La mobilisation exceptionnelle pour le Covid dépassée
Au local de l’association Strasbourg Action Solidarité situé Cité Spach, le travailleur social Guillaume Keller-Ruscher reconnait un effort pendant les confinements :
« Avec le Covid, il y a eu des moyens exceptionnels de trouvés, la preuve que quand il y a une volonté politique, on trouve des moyens. Jusqu’à cette épidémie, les moyens étaient constants depuis 10 ans pour l’hébergement d’urgence. »
Il craint un manque de solutions pour les personnes en sortie des dispositifs actuels. « Aujourd’hui, il y a des fins de prises en charge et des personnes remises à la rue », abonde Germain Mignot de Caritas.
Aujourd’hui, près de 2 800 personnes seraient hébergées dans des hôtels sur l’Eurométropole, rapportent plusieurs responsables associatifs.

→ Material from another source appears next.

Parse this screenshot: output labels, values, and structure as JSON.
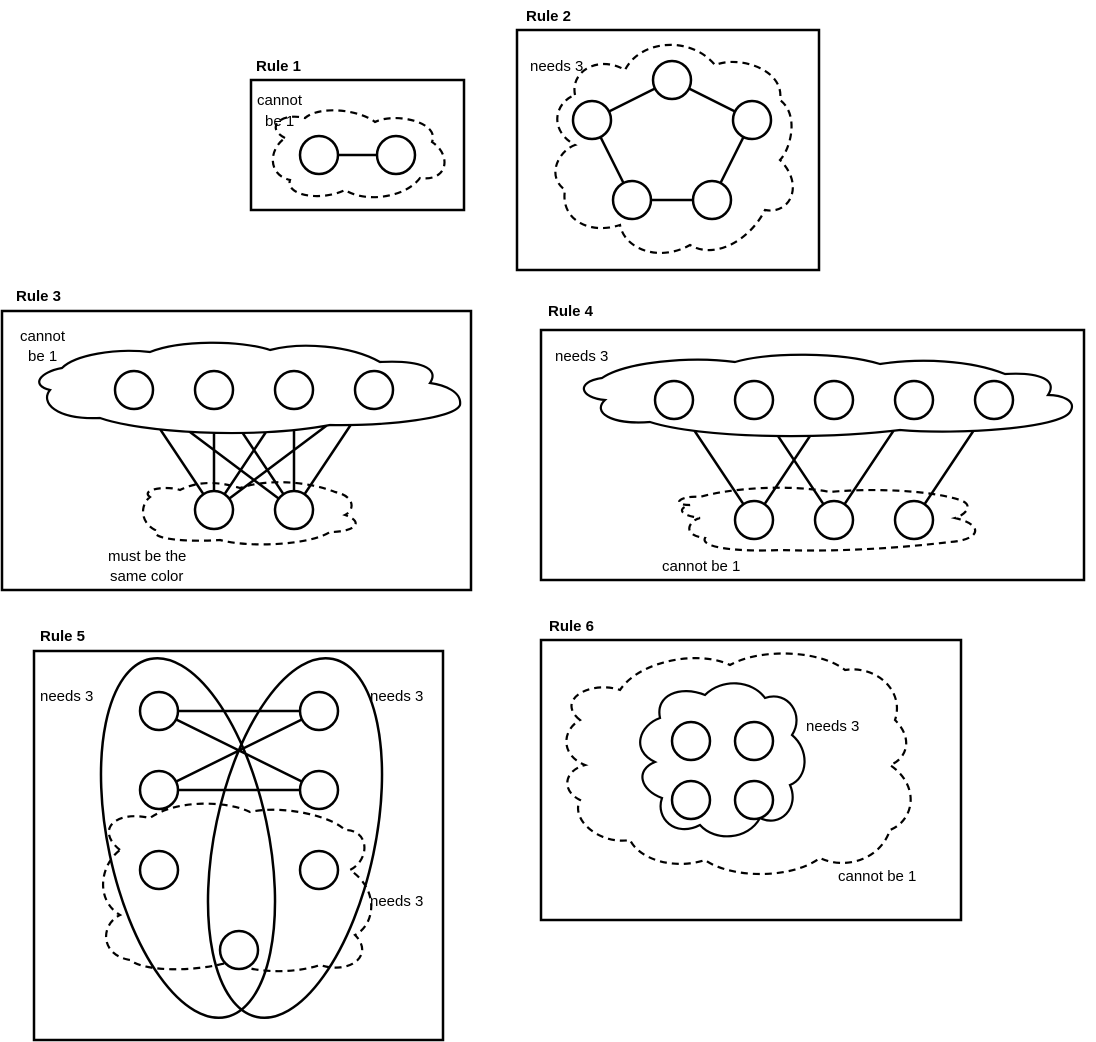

Un chiffre stable depuis les mesures prises lors du premier confinement. Un total insuffisant au regard de la reformation de camps et qui contredit les discours officiels. Lors de la conférence de presse concernant l’accueil à Strasbourg de demandeurs d’asile afghans secourus par la France, la directrice adjointe de l’Office français de l’Immigration et de l’Intégration (OFII) du Grand Est assurait qu’il y avait « 12% de places vacantes dans notre parc » pour les demandeurs d’asile. Mais ces chiffres concernaient l’ensemble des 10 000 places réparties dans le Grand Est.
Le travailleur social Guillaume Keller de Strasbourg Action Solidarité relate une saturation accrue des services d’hébergement d’urgence. Dans une newsletter en date du 28 juillet du Service intégré d’accueil et d’orientation (SIAO) du Bas-Rhin, « le 115 » reconnaissait déjà « des difficultés pour mettre à l’abri des personnes isolées, mais aussi des familles avec enfant ». Sur 84 ménages identifiés (119 adultes et 36 mineurs dans la semaine du 19 au 25 juillet), seuls 2 ont « bénéficié d’une proposition d’hébergement », tandis que 56 ne font « pas ou plus » de demande et 26 ont vu leur demande échouer. Ce qui corrobore le constat de Guillaume Keller : « Beaucoup de personnes n’appellent probablement pas ». Il estime que la situation s’est « aggravée en août ».
En 2021, environ 70% à 80% des appels au 115 ont été décrochés. On note une augmentation du nombre d’appels depuis avril. (doc remis) Dans environ 90% des cas, les appels décrochés ne débouchent pas une orientation des places. (doc remis)
Selon Strasbourg Action Solidarité, des équipes de la police nationale sont passées jeudi 2 septembre à deux reprises (après-midi et soir) pour effectuer un autre recensement avec relevé d’identité au campement de la Montagne Verte. Certaines personnes sans-abris auraient déjà été contactées par l’Office France de l’Immigration et de l’Intégration (OFII), en vue d’une prise en charge. Différentes réunions, entre les acteurs associatifs et la municipalité, mais aussi du quartier Montagne Verte doivent avoir lieu la semaine prochaine, notamment pour préciser la question de l’accès à l’eau.
Les acteurs associatifs interrogés espèrent aussi que la « réflexion et la coordination » enclenchée avec la municipalité, qui a pour objectif de mettre en place 500 places d’hébergements, permette de ne pas revivre des démantèlement de camps à répétition comme lors du mandat précédent. Et que l’État ne ferme pas un nombre de places équivalent.